In the present invention, an electrode having a potential 0.2 V or more noble than lithium is used as the negative electrode. As the negative electrode, an aluminum alloy negative electrode may be used as in the embodiment, for example, a carbon negative electrode, a lead A negative electrode, a tungsten dioxide negative electrode, or the like may be used. Further, in the embodiment of the present invention, LiCoO ₂ is used as the positive electrode active material, but LiNiO ₂ , LiNi _1-x exhibiting a high potential of 3.5 V vs. Li ^/ Li ⁺ or more like LiCoO _2.
Co _x O ₂ , LiFeO ₂ or a carbon positive electrode plate may be used. Of course, a relatively low-potential positive electrode active material such as MnO ₂ , V ₂ O ₅ , or TiS ₂ may be used. However, the present invention is most effective in the case of an organic electrolyte battery provided with a high-potential positive electrode active material in which DME cannot be used.
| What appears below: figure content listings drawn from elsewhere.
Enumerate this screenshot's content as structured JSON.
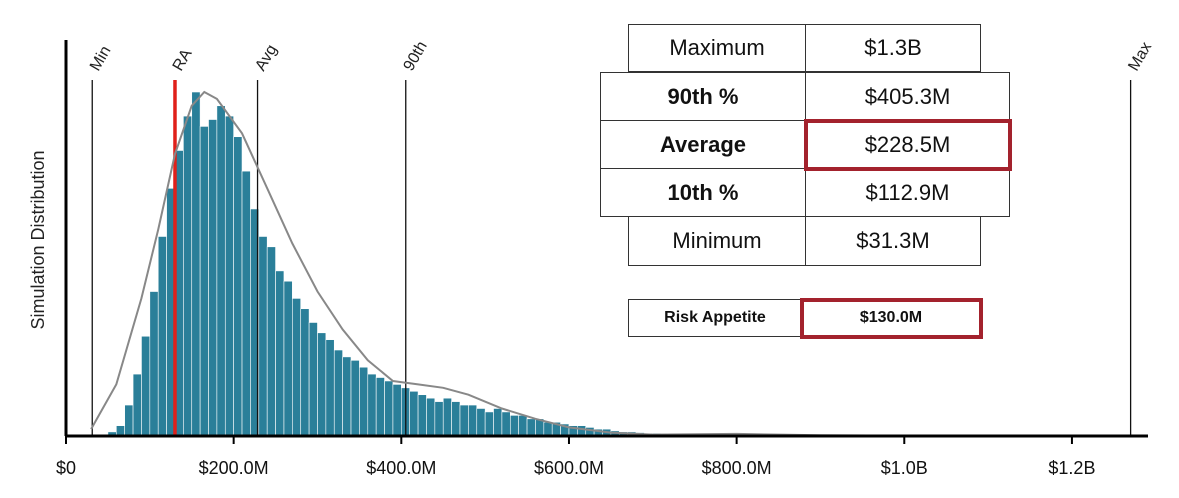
{
  "chart_data": {
    "type": "bar",
    "ylabel": "Simulation Distribution",
    "xlabel": "",
    "xlim": [
      0,
      1280
    ],
    "x_unit": "$M",
    "x_ticks": [
      {
        "value": 0,
        "label": "$0"
      },
      {
        "value": 200,
        "label": "$200.0M"
      },
      {
        "value": 400,
        "label": "$400.0M"
      },
      {
        "value": 600,
        "label": "$600.0M"
      },
      {
        "value": 800,
        "label": "$800.0M"
      },
      {
        "value": 1000,
        "label": "$1.0B"
      },
      {
        "value": 1200,
        "label": "$1.2B"
      }
    ],
    "bin_start": 50,
    "bin_width": 10,
    "histogram_relative_heights": [
      0.012,
      0.03,
      0.09,
      0.18,
      0.29,
      0.42,
      0.58,
      0.72,
      0.83,
      0.93,
      1.0,
      0.9,
      0.92,
      0.96,
      0.93,
      0.87,
      0.77,
      0.66,
      0.58,
      0.55,
      0.48,
      0.45,
      0.4,
      0.37,
      0.33,
      0.3,
      0.28,
      0.25,
      0.23,
      0.22,
      0.2,
      0.18,
      0.17,
      0.16,
      0.15,
      0.14,
      0.13,
      0.12,
      0.11,
      0.1,
      0.11,
      0.1,
      0.09,
      0.09,
      0.08,
      0.07,
      0.08,
      0.07,
      0.06,
      0.06,
      0.05,
      0.05,
      0.04,
      0.04,
      0.035,
      0.03,
      0.03,
      0.025,
      0.02,
      0.02,
      0.015,
      0.012,
      0.012,
      0.01,
      0.008,
      0.008,
      0.006,
      0.005,
      0.005,
      0.004,
      0.004,
      0.006,
      0.005,
      0.004,
      0.003,
      0.003,
      0.002,
      0.002,
      0.002,
      0.001
    ],
    "density_curve": [
      {
        "x": 30,
        "y": 0.02
      },
      {
        "x": 60,
        "y": 0.15
      },
      {
        "x": 90,
        "y": 0.4
      },
      {
        "x": 110,
        "y": 0.6
      },
      {
        "x": 130,
        "y": 0.82
      },
      {
        "x": 150,
        "y": 0.96
      },
      {
        "x": 165,
        "y": 1.0
      },
      {
        "x": 180,
        "y": 0.98
      },
      {
        "x": 210,
        "y": 0.88
      },
      {
        "x": 240,
        "y": 0.72
      },
      {
        "x": 270,
        "y": 0.56
      },
      {
        "x": 300,
        "y": 0.42
      },
      {
        "x": 330,
        "y": 0.31
      },
      {
        "x": 360,
        "y": 0.22
      },
      {
        "x": 390,
        "y": 0.16
      },
      {
        "x": 420,
        "y": 0.15
      },
      {
        "x": 450,
        "y": 0.14
      },
      {
        "x": 480,
        "y": 0.12
      },
      {
        "x": 520,
        "y": 0.08
      },
      {
        "x": 560,
        "y": 0.05
      },
      {
        "x": 600,
        "y": 0.025
      },
      {
        "x": 650,
        "y": 0.01
      },
      {
        "x": 700,
        "y": 0.004
      },
      {
        "x": 800,
        "y": 0.006
      },
      {
        "x": 900,
        "y": 0.002
      },
      {
        "x": 1000,
        "y": 0.001
      },
      {
        "x": 1270,
        "y": 0.0
      }
    ],
    "markers": [
      {
        "label": "Min",
        "value": 31.3
      },
      {
        "label": "RA",
        "value": 130.0,
        "color": "#e0201a"
      },
      {
        "label": "Avg",
        "value": 228.5
      },
      {
        "label": "90th",
        "value": 405.3
      },
      {
        "label": "Max",
        "value": 1270
      }
    ],
    "colors": {
      "bars": "#2a7f99",
      "curve": "#888888",
      "ra_line": "#e0201a",
      "highlight": "#a3222d"
    },
    "grid": false
  },
  "stats": {
    "rows": [
      {
        "label": "Maximum",
        "value": "$1.3B",
        "bold": false,
        "highlight": false
      },
      {
        "label": "90th %",
        "value": "$405.3M",
        "bold": true,
        "highlight": false
      },
      {
        "label": "Average",
        "value": "$228.5M",
        "bold": true,
        "highlight": true
      },
      {
        "label": "10th %",
        "value": "$112.9M",
        "bold": true,
        "highlight": false
      },
      {
        "label": "Minimum",
        "value": "$31.3M",
        "bold": false,
        "highlight": false
      }
    ],
    "risk_appetite": {
      "label": "Risk Appetite",
      "value": "$130.0M",
      "highlight": true
    }
  }
}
Effect of the Invention The present invention can significantly improve the high-rate discharge performance of an organic electrolyte battery, and its industrial value is extremely large.
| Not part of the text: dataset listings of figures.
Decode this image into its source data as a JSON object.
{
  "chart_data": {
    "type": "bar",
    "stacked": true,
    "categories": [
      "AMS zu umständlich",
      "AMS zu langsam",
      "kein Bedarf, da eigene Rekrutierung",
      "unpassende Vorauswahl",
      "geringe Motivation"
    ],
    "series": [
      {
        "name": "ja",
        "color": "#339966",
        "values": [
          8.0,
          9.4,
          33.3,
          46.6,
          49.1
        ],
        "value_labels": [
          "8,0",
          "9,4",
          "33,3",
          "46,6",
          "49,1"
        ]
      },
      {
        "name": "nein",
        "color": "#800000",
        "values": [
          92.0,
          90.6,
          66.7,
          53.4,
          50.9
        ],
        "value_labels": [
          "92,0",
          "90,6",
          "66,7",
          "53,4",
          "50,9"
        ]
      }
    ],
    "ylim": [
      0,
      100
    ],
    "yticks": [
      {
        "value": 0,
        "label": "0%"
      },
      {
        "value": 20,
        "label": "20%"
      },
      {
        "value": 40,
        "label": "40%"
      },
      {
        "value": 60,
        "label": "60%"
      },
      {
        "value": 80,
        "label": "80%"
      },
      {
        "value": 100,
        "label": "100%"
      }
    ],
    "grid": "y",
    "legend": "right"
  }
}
[Brief description of the drawings]

FIG. 1 is a schematic view of the internal structure of a battery according to an embodiment of the present invention. FIG. 2 is a diagram comparing the high-rate discharge performance between the battery of the present invention and a conventional battery. FIG. 3 is a diagram comparing the cycle life performance of the battery of the present invention and a conventional battery.

──────────────────────────────────────────────────続 き Continuation of the front page (56) References JP-A-63-119170 (JP, A) JP-A-64-54674 (JP, A) JP-A-62-222577 (JP, A) JP-A 62-222577 140358 (JP, A) JP-A-57-107576 (JP, A) JP-A-62-110272 (JP, A) Shiro Yoshizawa "Battery Handbook" (Showa 50-4-15) Denki Shoin, p. 3-162 to 3-165 (58) Fields surveyed (Int. Cl. ⁷ , DB name) H01M 10/40

Claims (1)

(57) [Claims] And 1. A potential is 3.5V vs.Li/Li ⁺ more positive electrode potential and a negative electrode plate is nobler than 0.2V vs.Li/Li ^+, propylene carbonate and ethylene carbonate and acetonitrile mixture Wherein the organic solvent obtained is used as an electrolyte, the oxidation potential of the electrolyte is more noble than 4.8 V (vs. Li / Li ⁺ ), and the conductivity at 20 ° C. is 12 mS / cm ² or more. Organic electrolyte battery.